There’s a moment on Flinders Street where the Adelaide CBD feels like it slips a button undone. You climb to Level 1 and step through a door that’s more maritime than metropolitan - the kind that makes you feel like you’re entering a hidden deck above the city’s grid.
Inside Makan Wine Bar, the air changes. It’s warmer, softer at the edges, gently perfumed with toasted spice and something coastal. The hum of the street below recedes until it’s just a distant bass note, replaced by clinking glasses, low laughter and the quiet confidence of a room that knows exactly what it is.

‘Makan’ means ‘to eat’ and the place lives up to its name with a kind of joyful insistence. This isn’t a wine bar that tolerates food; it’s a wine bar that courts it. The menu arrives like a love letter to Southeast Asia - not a postcard, not a gimmick, but a lived-in, layered thing.
You can feel it in the way dishes land on the table: fragrant, glossy, built for sharing. A prawn doughnut might arrive first, golden and audacious, crisp at the rim and tender inside, the sweetness of shellfish nudged awake by lime and heat. Then perhaps chicken wing gyoza, all char and silk, a collision of comfort and surprise. Every plate has that hawker-stall immediacy - bold, bright, a little bit messy in the best way - while still carrying the polish of a kitchen that cares about balance.

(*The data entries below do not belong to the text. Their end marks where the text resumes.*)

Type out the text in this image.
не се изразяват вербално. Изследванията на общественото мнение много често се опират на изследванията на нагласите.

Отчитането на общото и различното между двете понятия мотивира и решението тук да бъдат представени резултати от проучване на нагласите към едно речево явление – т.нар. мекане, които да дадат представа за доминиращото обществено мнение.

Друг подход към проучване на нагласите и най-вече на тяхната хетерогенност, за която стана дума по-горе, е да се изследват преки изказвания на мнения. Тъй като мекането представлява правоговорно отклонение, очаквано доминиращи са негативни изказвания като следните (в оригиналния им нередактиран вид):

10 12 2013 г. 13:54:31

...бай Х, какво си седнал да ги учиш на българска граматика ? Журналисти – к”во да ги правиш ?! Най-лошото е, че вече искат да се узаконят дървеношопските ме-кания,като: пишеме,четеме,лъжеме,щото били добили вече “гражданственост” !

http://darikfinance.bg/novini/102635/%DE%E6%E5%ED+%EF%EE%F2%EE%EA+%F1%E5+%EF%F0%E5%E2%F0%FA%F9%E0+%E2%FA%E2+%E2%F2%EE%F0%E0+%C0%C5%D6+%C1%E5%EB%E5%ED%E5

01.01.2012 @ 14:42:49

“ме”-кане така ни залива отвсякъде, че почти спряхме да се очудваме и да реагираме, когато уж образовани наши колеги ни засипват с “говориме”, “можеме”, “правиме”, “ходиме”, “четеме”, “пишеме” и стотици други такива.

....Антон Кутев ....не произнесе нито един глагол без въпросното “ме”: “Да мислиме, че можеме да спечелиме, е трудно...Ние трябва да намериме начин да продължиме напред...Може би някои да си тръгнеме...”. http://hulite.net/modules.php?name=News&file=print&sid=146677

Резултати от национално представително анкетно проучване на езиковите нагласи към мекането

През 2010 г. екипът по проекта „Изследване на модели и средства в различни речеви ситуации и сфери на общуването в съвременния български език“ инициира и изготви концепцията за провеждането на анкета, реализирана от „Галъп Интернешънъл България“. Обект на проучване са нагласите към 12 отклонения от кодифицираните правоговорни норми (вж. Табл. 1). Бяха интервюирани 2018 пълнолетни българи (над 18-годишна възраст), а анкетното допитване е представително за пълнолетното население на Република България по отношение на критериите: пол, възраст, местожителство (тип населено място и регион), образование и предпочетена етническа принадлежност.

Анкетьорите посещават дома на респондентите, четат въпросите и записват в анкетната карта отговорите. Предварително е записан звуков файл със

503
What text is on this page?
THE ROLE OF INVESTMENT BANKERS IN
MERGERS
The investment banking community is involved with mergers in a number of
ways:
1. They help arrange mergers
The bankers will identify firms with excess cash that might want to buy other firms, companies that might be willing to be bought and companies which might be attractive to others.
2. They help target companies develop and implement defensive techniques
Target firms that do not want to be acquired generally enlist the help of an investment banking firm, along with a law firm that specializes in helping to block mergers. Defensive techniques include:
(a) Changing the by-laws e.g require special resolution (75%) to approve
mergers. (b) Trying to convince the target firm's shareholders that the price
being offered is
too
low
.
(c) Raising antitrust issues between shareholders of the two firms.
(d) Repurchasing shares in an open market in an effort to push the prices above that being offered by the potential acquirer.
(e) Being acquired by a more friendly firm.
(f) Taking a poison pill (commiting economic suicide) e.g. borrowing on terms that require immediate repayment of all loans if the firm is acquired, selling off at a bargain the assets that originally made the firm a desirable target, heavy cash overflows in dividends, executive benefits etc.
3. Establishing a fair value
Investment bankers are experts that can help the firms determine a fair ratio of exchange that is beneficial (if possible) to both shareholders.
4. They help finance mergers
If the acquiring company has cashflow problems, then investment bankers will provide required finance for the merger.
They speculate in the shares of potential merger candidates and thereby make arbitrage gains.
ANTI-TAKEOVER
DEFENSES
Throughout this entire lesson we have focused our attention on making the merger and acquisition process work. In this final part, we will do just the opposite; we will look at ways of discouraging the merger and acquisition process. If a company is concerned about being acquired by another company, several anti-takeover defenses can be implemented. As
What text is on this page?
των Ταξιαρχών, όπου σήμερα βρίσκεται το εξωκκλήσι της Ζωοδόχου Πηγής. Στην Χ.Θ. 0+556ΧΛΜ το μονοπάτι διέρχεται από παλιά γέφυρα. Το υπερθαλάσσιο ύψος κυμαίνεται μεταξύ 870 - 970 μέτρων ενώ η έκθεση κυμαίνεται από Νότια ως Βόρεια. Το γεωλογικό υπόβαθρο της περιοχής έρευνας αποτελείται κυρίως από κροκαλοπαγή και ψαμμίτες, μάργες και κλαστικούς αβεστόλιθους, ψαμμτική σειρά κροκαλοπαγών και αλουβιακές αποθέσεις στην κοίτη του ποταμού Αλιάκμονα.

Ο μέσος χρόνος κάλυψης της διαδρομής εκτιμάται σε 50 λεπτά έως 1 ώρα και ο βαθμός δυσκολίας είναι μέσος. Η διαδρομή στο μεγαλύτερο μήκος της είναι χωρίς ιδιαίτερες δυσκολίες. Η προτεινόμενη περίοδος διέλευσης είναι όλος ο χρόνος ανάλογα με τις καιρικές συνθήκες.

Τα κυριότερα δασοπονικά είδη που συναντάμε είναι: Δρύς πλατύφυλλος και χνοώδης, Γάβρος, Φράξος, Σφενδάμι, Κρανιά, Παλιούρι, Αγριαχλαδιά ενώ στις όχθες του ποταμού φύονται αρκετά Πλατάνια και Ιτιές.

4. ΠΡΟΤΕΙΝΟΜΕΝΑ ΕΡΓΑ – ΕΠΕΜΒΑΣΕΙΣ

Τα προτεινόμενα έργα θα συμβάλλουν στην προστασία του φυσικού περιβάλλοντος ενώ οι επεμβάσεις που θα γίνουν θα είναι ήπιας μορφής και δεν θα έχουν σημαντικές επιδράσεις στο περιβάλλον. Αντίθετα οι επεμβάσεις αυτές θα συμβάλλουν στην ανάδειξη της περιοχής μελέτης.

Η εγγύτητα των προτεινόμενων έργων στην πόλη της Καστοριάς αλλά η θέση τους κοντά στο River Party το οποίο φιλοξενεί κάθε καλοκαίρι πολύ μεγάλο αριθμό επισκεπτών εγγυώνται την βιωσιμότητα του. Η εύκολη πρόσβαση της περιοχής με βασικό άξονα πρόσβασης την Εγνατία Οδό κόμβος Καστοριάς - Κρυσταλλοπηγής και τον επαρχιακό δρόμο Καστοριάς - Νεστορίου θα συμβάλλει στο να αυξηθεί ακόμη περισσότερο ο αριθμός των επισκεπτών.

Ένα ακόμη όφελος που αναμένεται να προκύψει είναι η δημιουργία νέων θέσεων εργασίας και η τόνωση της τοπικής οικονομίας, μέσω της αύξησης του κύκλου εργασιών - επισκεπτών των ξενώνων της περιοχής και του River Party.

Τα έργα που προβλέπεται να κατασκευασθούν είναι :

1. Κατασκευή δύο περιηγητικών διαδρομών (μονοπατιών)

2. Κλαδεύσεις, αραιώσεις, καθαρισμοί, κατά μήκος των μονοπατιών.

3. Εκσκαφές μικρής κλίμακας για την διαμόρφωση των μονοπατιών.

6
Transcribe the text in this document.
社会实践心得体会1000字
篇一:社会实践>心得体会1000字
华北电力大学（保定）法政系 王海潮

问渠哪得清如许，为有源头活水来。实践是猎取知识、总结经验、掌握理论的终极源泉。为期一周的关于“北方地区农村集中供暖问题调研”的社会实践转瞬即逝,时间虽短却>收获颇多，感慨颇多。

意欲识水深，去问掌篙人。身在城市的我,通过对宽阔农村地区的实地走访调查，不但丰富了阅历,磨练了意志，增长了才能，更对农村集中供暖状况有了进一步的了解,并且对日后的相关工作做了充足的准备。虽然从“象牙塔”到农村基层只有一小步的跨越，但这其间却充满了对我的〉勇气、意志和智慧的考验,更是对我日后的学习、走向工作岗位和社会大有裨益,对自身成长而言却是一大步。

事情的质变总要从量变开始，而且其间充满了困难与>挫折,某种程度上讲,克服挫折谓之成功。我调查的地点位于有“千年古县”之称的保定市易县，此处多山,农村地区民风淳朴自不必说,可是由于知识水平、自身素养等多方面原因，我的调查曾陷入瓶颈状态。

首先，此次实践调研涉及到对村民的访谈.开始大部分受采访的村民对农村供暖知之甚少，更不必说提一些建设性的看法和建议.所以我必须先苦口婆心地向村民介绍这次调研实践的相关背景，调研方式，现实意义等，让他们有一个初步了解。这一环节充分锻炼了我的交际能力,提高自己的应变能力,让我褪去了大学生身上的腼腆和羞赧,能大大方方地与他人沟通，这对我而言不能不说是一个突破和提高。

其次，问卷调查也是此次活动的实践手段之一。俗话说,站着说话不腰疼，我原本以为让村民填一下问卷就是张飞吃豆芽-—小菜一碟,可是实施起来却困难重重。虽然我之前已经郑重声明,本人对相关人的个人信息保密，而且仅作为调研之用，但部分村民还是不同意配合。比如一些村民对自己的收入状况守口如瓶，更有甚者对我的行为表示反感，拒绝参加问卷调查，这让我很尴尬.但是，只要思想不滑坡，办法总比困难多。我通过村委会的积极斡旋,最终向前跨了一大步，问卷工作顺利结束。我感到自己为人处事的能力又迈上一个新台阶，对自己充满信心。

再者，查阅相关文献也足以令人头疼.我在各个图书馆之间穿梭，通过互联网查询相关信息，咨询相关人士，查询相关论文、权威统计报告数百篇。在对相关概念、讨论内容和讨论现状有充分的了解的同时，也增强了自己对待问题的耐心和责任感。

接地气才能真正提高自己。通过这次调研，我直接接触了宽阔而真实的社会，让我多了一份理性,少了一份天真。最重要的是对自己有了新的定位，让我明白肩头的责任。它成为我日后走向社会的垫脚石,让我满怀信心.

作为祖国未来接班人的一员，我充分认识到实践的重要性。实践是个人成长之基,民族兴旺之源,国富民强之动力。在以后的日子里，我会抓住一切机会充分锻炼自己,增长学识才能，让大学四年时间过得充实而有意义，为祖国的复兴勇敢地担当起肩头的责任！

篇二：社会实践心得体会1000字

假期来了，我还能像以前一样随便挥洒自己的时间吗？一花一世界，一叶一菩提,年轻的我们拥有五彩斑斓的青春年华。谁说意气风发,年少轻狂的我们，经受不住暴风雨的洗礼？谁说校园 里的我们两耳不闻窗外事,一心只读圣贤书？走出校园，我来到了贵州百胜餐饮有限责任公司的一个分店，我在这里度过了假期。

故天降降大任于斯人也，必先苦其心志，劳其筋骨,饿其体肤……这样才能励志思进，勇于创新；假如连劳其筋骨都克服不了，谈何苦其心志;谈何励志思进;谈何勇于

The wine list is a conversation in itself. Bottles line shelves and corners as if they’ve always belonged there, a quiet library of curious pours. Natural wines take the lead, small-batch and soulful, with plenty from local makers alongside bottles that have travelled far to get to your glass.
There’s an adventurousness here, but no intimidation - more like a gentle nudge toward something you didn’t know you liked yet. The staff guide without hovering, reading the table the way good hosts do: with intuition, not script. A chill red might make your spicy bite sing; a skin-contact white might pull sweet aromatics into sharper focus. Every pairing feels less like a rule and more like a spark.

Look around and you’ll notice the room’s contradictions are part of its charm. Dark wooden tables anchor the space while light plays off glass and polished surfaces. The ceiling’s bones are visible, beams exposed like a nod to honest craft. It’s intimate without being cramped, lively without being loud.
Some nights it feels like a neighbourhood haunt; other nights like a little festival tucked above the city. Somewhere in the mix, a playlist drifts - aural sunshine, a slow sway - and you realise time is moving differently here.

Makan is the kind of place that makes an ordinary night feel textured. It invites you to linger, to order "one more” of both dish and drink, to let conversation stretch out and soften. You leave with heat still on your lips, a pleasant glow in your chest and the sense that you’ve found a pocket of Adelaide that runs on flavour, warmth and the simple, perfect pleasure of eating well with people you like.